National Day of Prayer began similarly to Thanksgiving:

This Spring, our country will celebrate National Day of Prayer on Thursday, May 6, 2021.

Originally signed into law in 1952, National Day of Prayer is a day when people of all faiths are asked to pray for our nation.

Title 36, Section 119 of US law states:

“The President shall issue each year a proclamation designating the first Thursday in May as a National Day of Prayer on which the people of the United States may turn to God in prayer and meditation at churches, in groups, and as individuals.”

This means the National Day isn’t just a fun holiday — The President is legally required to sign a proclamation encouraging Americans to pray each year!

According to National Day of Prayer Prayer Guide, here is everything you need to know to celebrate this important yearly holiday.

Although the National Day of Prayer was officially signed into law in 1952 by President Harry S. Truman, the practice of praying over our country was really nothing new.

Ever since our nation’s founding, our nation’s leaders have always called for days of prayer, thanksgiving, and fasting.

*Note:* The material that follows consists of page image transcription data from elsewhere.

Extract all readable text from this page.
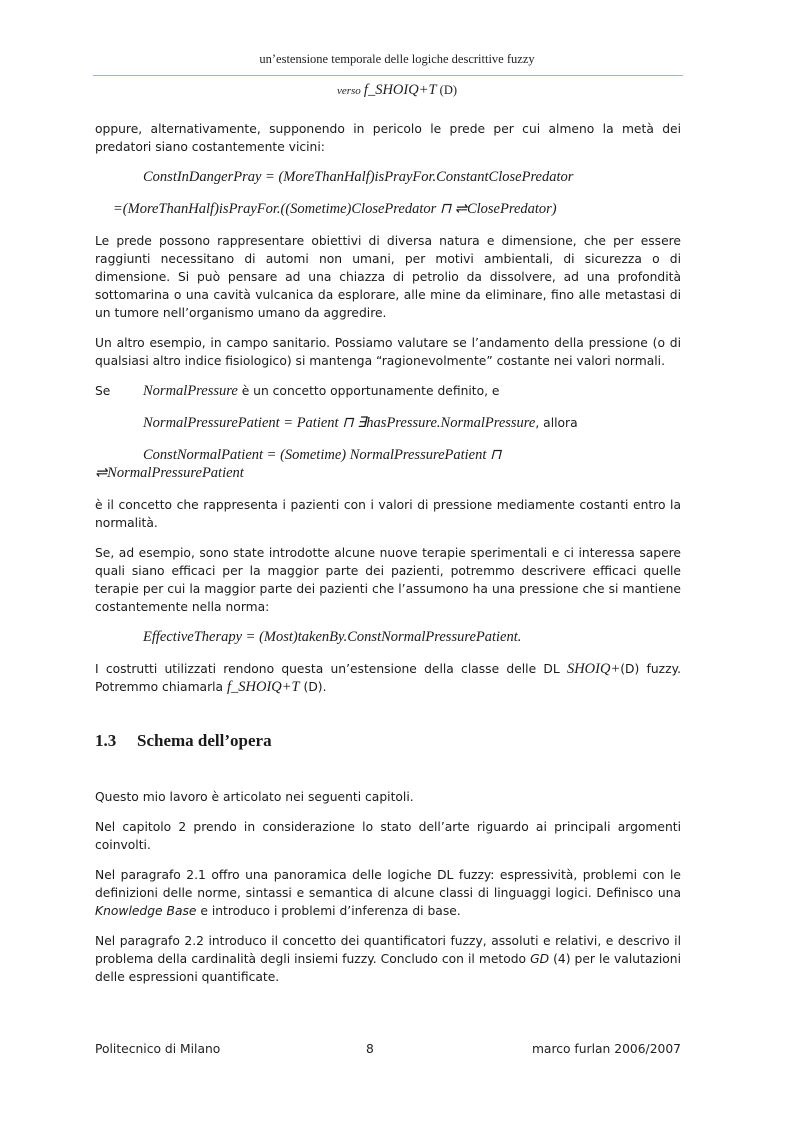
un’estensione temporale delle logiche descrittive fuzzy
verso f_SHOIQ+T (D)

oppure, alternativamente, supponendo in pericolo le prede per cui almeno la metà dei predatori siano costantemente vicini:

ConstInDangerPray = (MoreThanHalf)isPrayFor.ConstantClosePredator
=(MoreThanHalf)isPrayFor.((Sometime)ClosePredator ⊓ ⇌ClosePredator)

Le prede possono rappresentare obiettivi di diversa natura e dimensione, che per essere raggiunti necessitano di automi non umani, per motivi ambientali, di sicurezza o di dimensione. Si può pensare ad una chiazza di petrolio da dissolvere, ad una profondità sottomarina o una cavità vulcanica da esplorare, alle mine da eliminare, fino alle metastasi di un tumore nell’organismo umano da aggredire.

Un altro esempio, in campo sanitario. Possiamo valutare se l’andamento della pressione (o di qualsiasi altro indice fisiologico) si mantenga “ragionevolmente” costante nei valori normali.

Se	NormalPressure è un concetto opportunamente definito, e
NormalPressurePatient = Patient ⊓ ∃hasPressure.NormalPressure, allora
ConstNormalPatient = (Sometime) NormalPressurePatient ⊓
⇌NormalPressurePatient

è il concetto che rappresenta i pazienti con i valori di pressione mediamente costanti entro la normalità.

Se, ad esempio, sono state introdotte alcune nuove terapie sperimentali e ci interessa sapere quali siano efficaci per la maggior parte dei pazienti, potremmo descrivere efficaci quelle terapie per cui la maggior parte dei pazienti che l’assumono ha una pressione che si mantiene costantemente nella norma:

EffectiveTherapy = (Most)takenBy.ConstNormalPressurePatient.

I costrutti utilizzati rendono questa un’estensione della classe delle DL SHOIQ+(D) fuzzy. Potremmo chiamarla f_SHOIQ+T (D).

1.3 Schema dell’opera

Questo mio lavoro è articolato nei seguenti capitoli.

Nel capitolo 2 prendo in considerazione lo stato dell’arte riguardo ai principali argomenti coinvolti.

Nel paragrafo 2.1 offro una panoramica delle logiche DL fuzzy: espressività, problemi con le definizioni delle norme, sintassi e semantica di alcune classi di linguaggi logici. Definisco una Knowledge Base e introduco i problemi d’inferenza di base.

Nel paragrafo 2.2 introduco il concetto dei quantificatori fuzzy, assoluti e relativi, e descrivo il problema della cardinalità degli insiemi fuzzy. Concludo con il metodo GD (4) per le valutazioni delle espressioni quantificate.

Politecnico di Milano	8	marco furlan 2006/2007
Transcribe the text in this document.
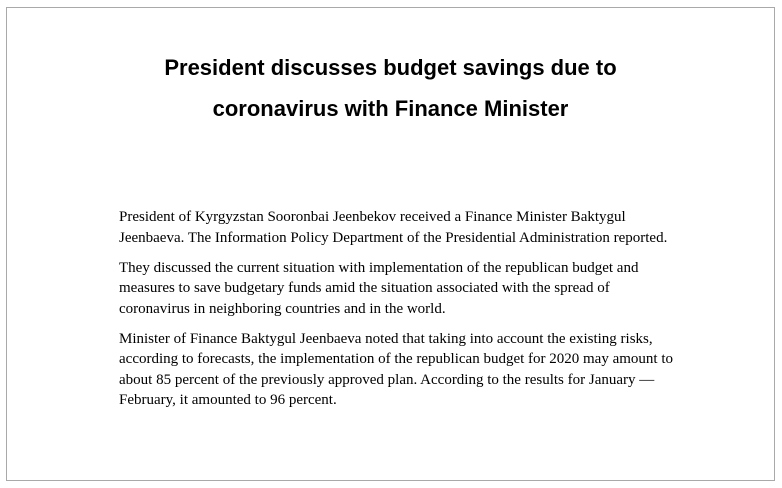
President discusses budget savings due to
coronavirus with Finance Minister

President of Kyrgyzstan Sooronbai Jeenbekov received a Finance Minister Baktygul Jeenbaeva. The Information Policy Department of the Presidential Administration reported.

They discussed the current situation with implementation of the republican budget and measures to save budgetary funds amid the situation associated with the spread of coronavirus in neighboring countries and in the world.

Minister of Finance Baktygul Jeenbaeva noted that taking into account the existing risks, according to forecasts, the implementation of the republican budget for 2020 may amount to about 85 percent of the previously approved plan. According to the results for January — February, it amounted to 96 percent.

In fact, according to Wikipedia, National Day of Prayer began similarly to Thanksgiving:

“In the New England Colonies under British rule, traditional observances in late fall called for prayer and thanksgiving, while observances in the spring or summer called for prayer and fasting. The fall observance was established by President Abraham Lincoln as the official Thanksgiving holiday in 1863. The spring observance was established by President Harry S. Truman in 1952 as the National Day of Prayer.”

While the Day certainly isn’t as widely accepted as Thanksgiving, it is a widespread and much-loved tradition that still takes place every year!

By the way, if you still have questions or want additional resources after reading this National Day of Prayer Prayer Guide, the website has a wealth of great resources to help you celebrate this important holiday as well.

Do Only Christians Celebrate?

While the Day is often thought of as a Christian holiday, it is not exclusive only to Christians. Many people of faith celebrate this Day, including Christians, Jews, Muslims, Hindus and Sikhs. Anyone of any faith can participate!

In fact, over 40,000 prayer gatherings are held every year—at churches, courthouses, mosques, synagogues, temples, and schools—which means millions of people are in prayer on this day.

Personally, I find it inspiring that so many people can put aside their differences and do this one thing together!

Each year, the President signs a new proclamation , and each year has a slightly different theme or focus.

Not surprisingly, the theme of the 2021 National Day of Prayer is love, life, and liberty.

Many of the great prayers of the Bible are of confession, either for an individual or for whole people groups. Let me be clear, however; the purpose of confession is not to feel ashamed and guilty. It’s to step forward in the ongoing restoration and healing in our relationships with God and the people around us.

Confession is an especially powerful approach on this Day because so many of our communities are hurting.

Be specific in confession: How have you or your community fallen short? How would you like to change?